In reality, though, this gives me the "1140 - Mixing of GROUP columns with no GROUP columns illegal if no GROUP BY" error. The problem is, I don't want to GROUP BY. I want this COUNT to redundantly repeat the number of results that SELECT found whose TimeLogged='Noon'. Or I want to remove the AND clause and include, as a column in the result of the SELECT statement, the number of results that that SELECT statement found.
GROUP BY is not the answer, because that causes it to get the COUNT of only the rows who have the same value in some column. And COUNT might not even be the way to go about this, although it's what comes to mind. FOUND_ROWS() won't do the trick, since it needs to be part of a secondary query, and I only get one (plus there's no LIMIT involved), and ROW_COUNT() doesn't seem to work since it's a SELECT statement.
I may be approaching it from the wrong angle entirely. But what I want to do is get COUNT-type information about the results of a SELECT query, as well as all the other information that the SELECT query returned, in one single query.
=== Here's what I've got so far ===
SELECT Tabl.Name, Tabl.Address, Results.Totals
FROM Databas.Tabl
LEFT JOIN (SELECT COUNT(*) AS Totals, 0 AS Bonus
FROM Databas.Tabl
WHERE TimeLogged='Noon'
GROUP BY NULL) Results
ON 0 = Results.Bonus
WHERE Status='URGENT';
This does use sub-SELECTs, which I was initially hoping to avoid, but now realize that hope may have been foolish. Plus it seems like the COUNTing SELECT sub-queries will be less costly than the main query since the COUNT conditionals are all on one table, but the real SELECT I'm working with has to join on multiple different tables for derived information.
The key realizations are that I can GROUP BY NULL, which will return a single result so that COUNT(*) will actually catch everything, and that I can force a correlation to this column by just faking a Bonus column with 0 on both tables.
It looks like this is the solution I will be using, but I can't actually accept it as an answer until tomorrow. Thanks for all the help.

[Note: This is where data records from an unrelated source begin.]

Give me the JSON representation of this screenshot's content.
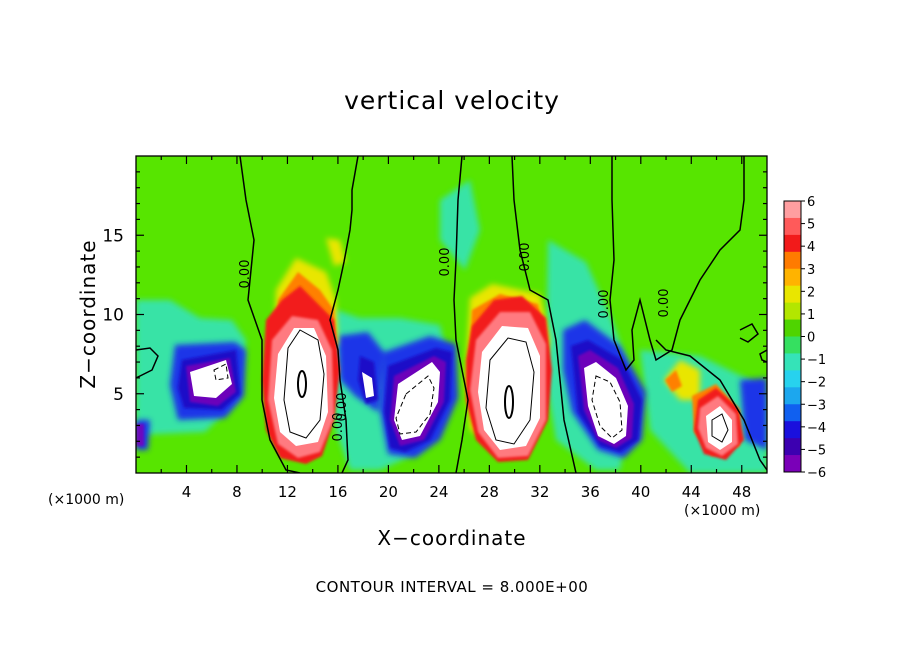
{
  "chart_data": {
    "type": "heatmap",
    "title": "vertical velocity",
    "xlabel": "X−coordinate",
    "ylabel": "Z−coordinate",
    "x_unit_left": "(×1000 m)",
    "x_unit_right": "(×1000 m)",
    "footer": "CONTOUR INTERVAL = 8.000E+00",
    "xlim": [
      0,
      50
    ],
    "ylim": [
      0,
      20
    ],
    "x_ticks": [
      4,
      8,
      12,
      16,
      20,
      24,
      28,
      32,
      36,
      40,
      44,
      48
    ],
    "y_ticks": [
      5,
      10,
      15
    ],
    "colorbar": {
      "ticks": [
        "6",
        "5",
        "4",
        "3",
        "2",
        "1",
        "0",
        "−1",
        "−2",
        "−3",
        "−4",
        "−5",
        "−6"
      ],
      "colors": [
        "#ff9ea0",
        "#ff5a5a",
        "#f21a1a",
        "#ff7b00",
        "#ffb300",
        "#e9e600",
        "#b3e600",
        "#4fd400",
        "#35e060",
        "#35e3b8",
        "#27d2ee",
        "#1ca7ee",
        "#1060f0",
        "#1a10dd",
        "#3c00b0",
        "#7a00b8"
      ]
    },
    "contour_labels": [
      "0.00",
      "0.00",
      "0.00",
      "0.00",
      "0.00",
      "0.00",
      "0.00"
    ],
    "background_color": "#57e500"
  }
}
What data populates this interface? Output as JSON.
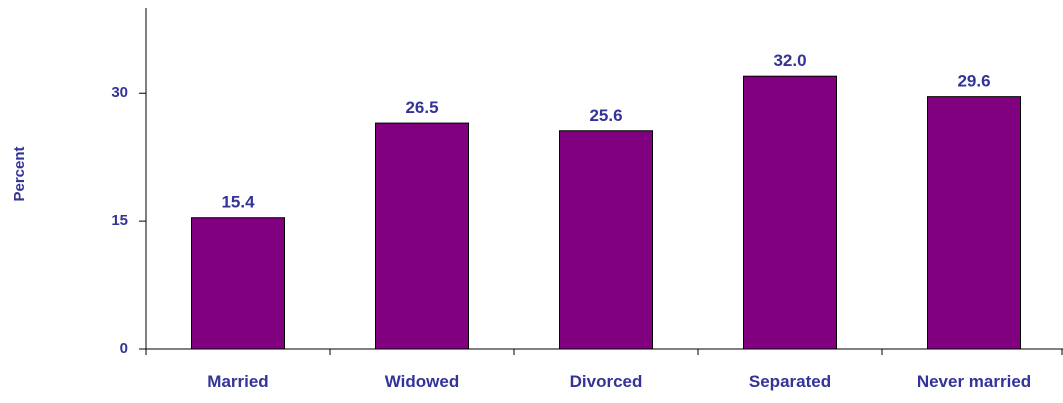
{
  "chart_data": {
    "type": "bar",
    "title": "",
    "xlabel": "",
    "ylabel": "Percent",
    "categories": [
      "Married",
      "Widowed",
      "Divorced",
      "Separated",
      "Never married"
    ],
    "values": [
      15.4,
      26.5,
      25.6,
      32.0,
      29.6
    ],
    "value_labels": [
      "15.4",
      "26.5",
      "25.6",
      "32.0",
      "29.6"
    ],
    "ylim": [
      0,
      40
    ],
    "yticks": [
      0,
      15,
      30
    ],
    "ytick_labels": [
      "0",
      "15",
      "30"
    ],
    "grid": false,
    "legend": "none",
    "colors": {
      "bar": "#800080",
      "text": "#333399",
      "axis": "#000000"
    }
  }
}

SELECT Tabl.Name, Tabl.Address, Results.Totals
FROM Databas.Tabl
LEFT JOIN (SELECT COUNT(*) AS Totals, 0 AS Bonus
FROM Databas.Tabl
WHERE TimeLogged='Noon'
GROUP BY NULL) Results
ON 0 = Results.Bonus
WHERE Status='URGENT';
I figured this out thanks to ideas generated by multiple answers, although it's not actually the direct result of any one. Why this does what I need has been explained in the edit of the original post, but I wanted to be able to resolve the question with the proper answer in case anyone else wants to perform this silly kind of operation. Thanks to all who helped.
You could probably do a union instead. You'd have to add a column to the original query and select 0 in it, then UNION that with your second query, which returns a single column. To do that, the second query must also select empty fields to match the first.

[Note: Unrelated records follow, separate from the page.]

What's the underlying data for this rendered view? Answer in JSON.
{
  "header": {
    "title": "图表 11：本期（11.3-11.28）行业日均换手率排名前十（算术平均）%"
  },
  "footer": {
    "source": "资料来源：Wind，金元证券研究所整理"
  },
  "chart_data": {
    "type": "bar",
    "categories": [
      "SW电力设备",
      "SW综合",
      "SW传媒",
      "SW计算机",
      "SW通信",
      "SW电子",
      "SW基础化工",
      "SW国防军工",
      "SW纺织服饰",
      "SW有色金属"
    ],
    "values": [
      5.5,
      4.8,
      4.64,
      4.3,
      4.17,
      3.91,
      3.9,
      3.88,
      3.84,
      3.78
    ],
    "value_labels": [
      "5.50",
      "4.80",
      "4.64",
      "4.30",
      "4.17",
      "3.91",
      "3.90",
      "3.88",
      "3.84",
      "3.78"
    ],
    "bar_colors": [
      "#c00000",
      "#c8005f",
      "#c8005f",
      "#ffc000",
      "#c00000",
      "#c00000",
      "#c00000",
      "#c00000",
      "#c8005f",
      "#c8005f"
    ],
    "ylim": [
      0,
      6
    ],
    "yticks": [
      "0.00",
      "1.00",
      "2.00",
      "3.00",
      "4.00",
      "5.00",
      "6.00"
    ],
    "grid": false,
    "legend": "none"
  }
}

SELECT Cnt = 0, Name, Address FROM Databas.Tabl WHERE Status='URGENT'
UNION ALL
SELECT COUNT(*) as Cnt, Name='', Address='' FROM Databas.Tabl WHERE Status='URGENT' AND TimeLogged='Noon';
It's a bit of a hack, but what you're trying to do isn't ideal...

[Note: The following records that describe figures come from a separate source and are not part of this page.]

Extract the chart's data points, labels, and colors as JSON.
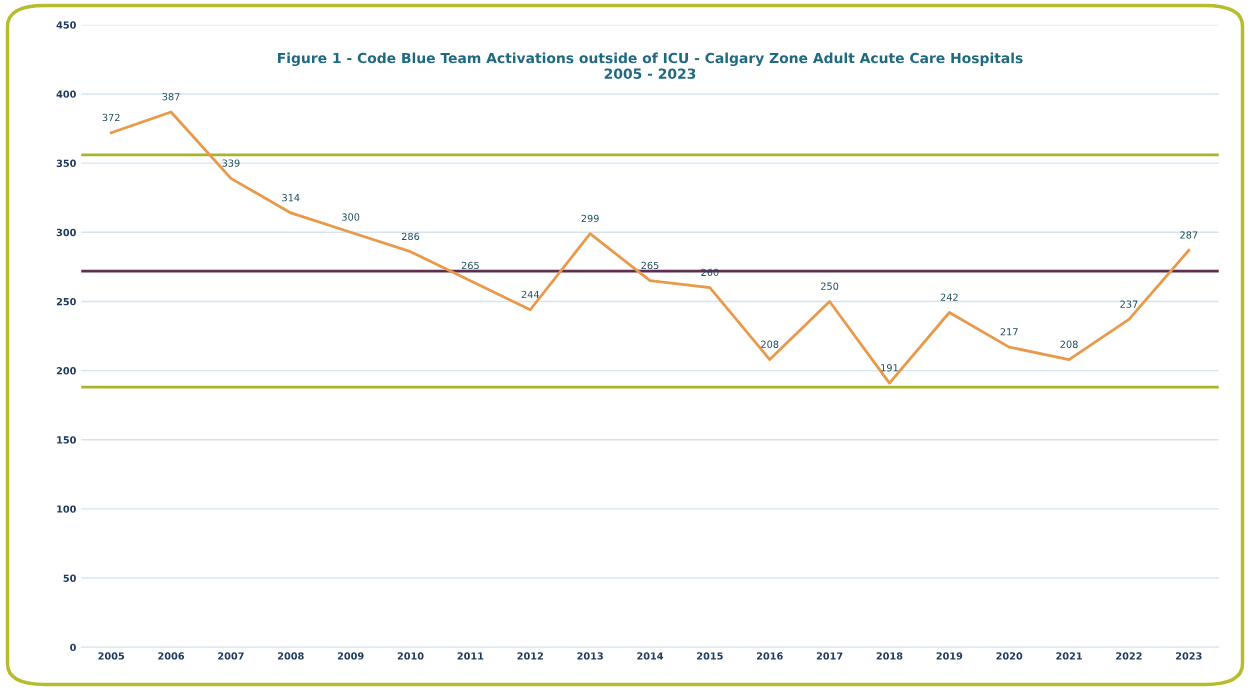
{
  "chart_data": {
    "type": "line",
    "title": "Figure 1 - Code Blue Team Activations outside of ICU - Calgary Zone Adult Acute Care Hospitals\n2005 - 2023",
    "categories": [
      "2005",
      "2006",
      "2007",
      "2008",
      "2009",
      "2010",
      "2011",
      "2012",
      "2013",
      "2014",
      "2015",
      "2016",
      "2017",
      "2018",
      "2019",
      "2020",
      "2021",
      "2022",
      "2023"
    ],
    "series": [
      {
        "color": "#e8994a",
        "values": [
          372,
          387,
          339,
          314,
          300,
          286,
          265,
          244,
          299,
          265,
          260,
          208,
          250,
          191,
          242,
          217,
          208,
          237,
          287
        ]
      }
    ],
    "ylim": [
      0,
      450
    ],
    "yticks": [
      0,
      50,
      100,
      150,
      200,
      250,
      300,
      350,
      400,
      450
    ],
    "grid": "y",
    "marker": "none",
    "line_style": "solid",
    "data_labels": true,
    "legend": false,
    "ref_lines": [
      {
        "axis": "y",
        "value": 356,
        "color": "#a9b42a"
      },
      {
        "axis": "y",
        "value": 272,
        "color": "#5e2d4f"
      },
      {
        "axis": "y",
        "value": 188,
        "color": "#a9b42a"
      }
    ]
  }
}
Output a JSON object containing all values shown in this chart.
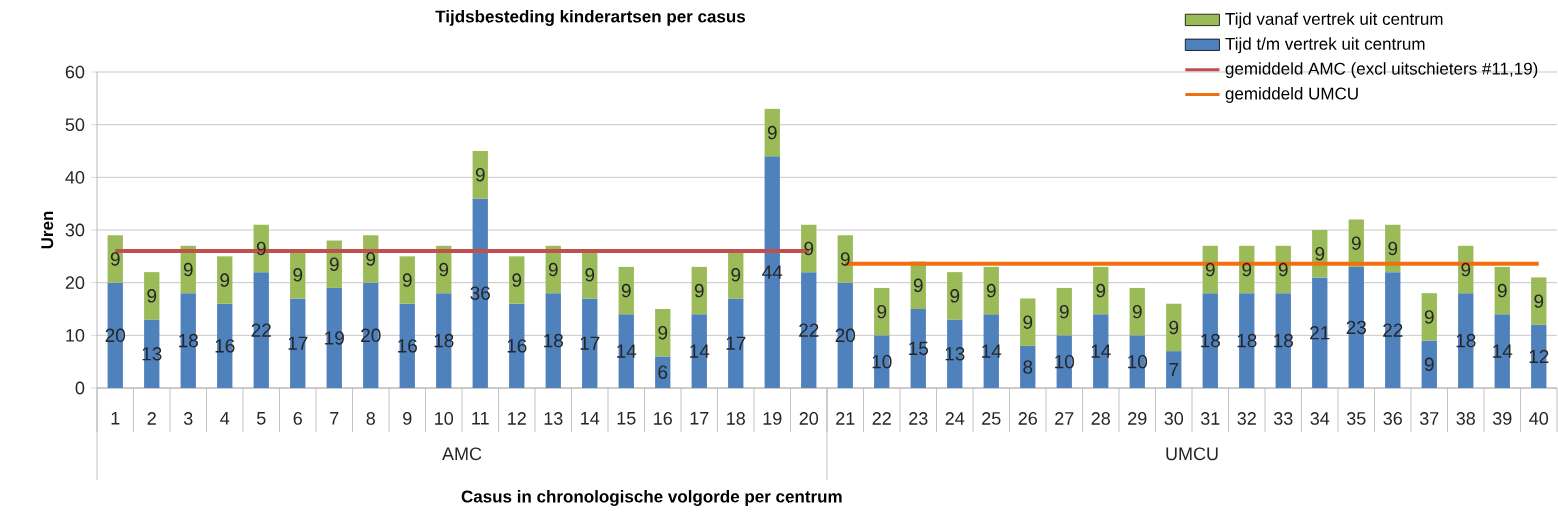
{
  "chart_data": {
    "type": "bar",
    "stacked": true,
    "title": "Tijdsbesteding kinderartsen per casus",
    "xlabel": "Casus in chronologische volgorde per centrum",
    "ylabel": "Uren",
    "categories": [
      "1",
      "2",
      "3",
      "4",
      "5",
      "6",
      "7",
      "8",
      "9",
      "10",
      "11",
      "12",
      "13",
      "14",
      "15",
      "16",
      "17",
      "18",
      "19",
      "20",
      "21",
      "22",
      "23",
      "24",
      "25",
      "26",
      "27",
      "28",
      "29",
      "30",
      "31",
      "32",
      "33",
      "34",
      "35",
      "36",
      "37",
      "38",
      "39",
      "40"
    ],
    "series": [
      {
        "name": "Tijd t/m vertrek uit centrum",
        "color": "#4f81bd",
        "values": [
          20,
          13,
          18,
          16,
          22,
          17,
          19,
          20,
          16,
          18,
          36,
          16,
          18,
          17,
          14,
          6,
          14,
          17,
          44,
          22,
          20,
          10,
          15,
          13,
          14,
          8,
          10,
          14,
          10,
          7,
          18,
          18,
          18,
          21,
          23,
          22,
          9,
          18,
          14,
          12
        ],
        "value_labels": [
          "20",
          "13",
          "18",
          "16",
          "22",
          "17",
          "19",
          "20",
          "16",
          "18",
          "36",
          "16",
          "18",
          "17",
          "14",
          "6",
          "14",
          "17",
          "44",
          "22",
          "20",
          "10",
          "15",
          "13",
          "14",
          "8",
          "10",
          "14",
          "10",
          "7",
          "18",
          "18",
          "18",
          "21",
          "23",
          "22",
          "9",
          "18",
          "14",
          "12"
        ]
      },
      {
        "name": "Tijd vanaf vertrek uit centrum",
        "color": "#9bbb59",
        "values": [
          9,
          9,
          9,
          9,
          9,
          9,
          9,
          9,
          9,
          9,
          9,
          9,
          9,
          9,
          9,
          9,
          9,
          9,
          9,
          9,
          9,
          9,
          9,
          9,
          9,
          9,
          9,
          9,
          9,
          9,
          9,
          9,
          9,
          9,
          9,
          9,
          9,
          9,
          9,
          9
        ],
        "value_labels": [
          "9",
          "9",
          "9",
          "9",
          "9",
          "9",
          "9",
          "9",
          "9",
          "9",
          "9",
          "9",
          "9",
          "9",
          "9",
          "9",
          "9",
          "9",
          "9",
          "9",
          "9",
          "9",
          "9",
          "9",
          "9",
          "9",
          "9",
          "9",
          "9",
          "9",
          "9",
          "9",
          "9",
          "9",
          "9",
          "9",
          "9",
          "9",
          "9",
          "9"
        ]
      },
      {
        "name": "gemiddeld AMC (excl uitschieters #11,19)",
        "type": "line",
        "color": "#c0504d",
        "x": [
          "1",
          "20"
        ],
        "values": [
          26,
          26
        ]
      },
      {
        "name": "gemiddeld UMCU",
        "type": "line",
        "color": "#f07010",
        "x": [
          "21",
          "40"
        ],
        "values": [
          23.6,
          23.6
        ]
      }
    ],
    "annotations": [
      "AMC",
      "UMCU"
    ],
    "ylim": [
      0,
      60
    ],
    "yticks": [
      0,
      10,
      20,
      30,
      40,
      50,
      60
    ],
    "grid": "y",
    "legend": "top right"
  }
}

Does this do what you need?
SELECT Tabl.Name ,
Tabl.Address ,
COUNT(Results.UID) AS GrandTotal,
COUNT(CASE WHEN Results.TimeLogged='Noon' THEN 1 END) AS NoonTotal
FROM Databas.Tabl
LEFT JOIN Databas.Tabl Results
ON Tabl.UID = Results.UID
WHERE Status ='URGENT'
GROUP BY Tabl.Name,
Tabl.Address
WITH ROLLUP;
The API you're using to access the database should be able to report to you how many rows were returned - say, if you're running perl, you could do something like this:
my $sth = $dbh->prepare("SELECT Name, Address FROM Databas.Tabl WHERE Status='URGENT'");
my $rv = $sth->execute();
my $rows = $sth->rows;
Grouping by Tabl.id i dont believe would mess up the results. Give it a try and see if thats what you want.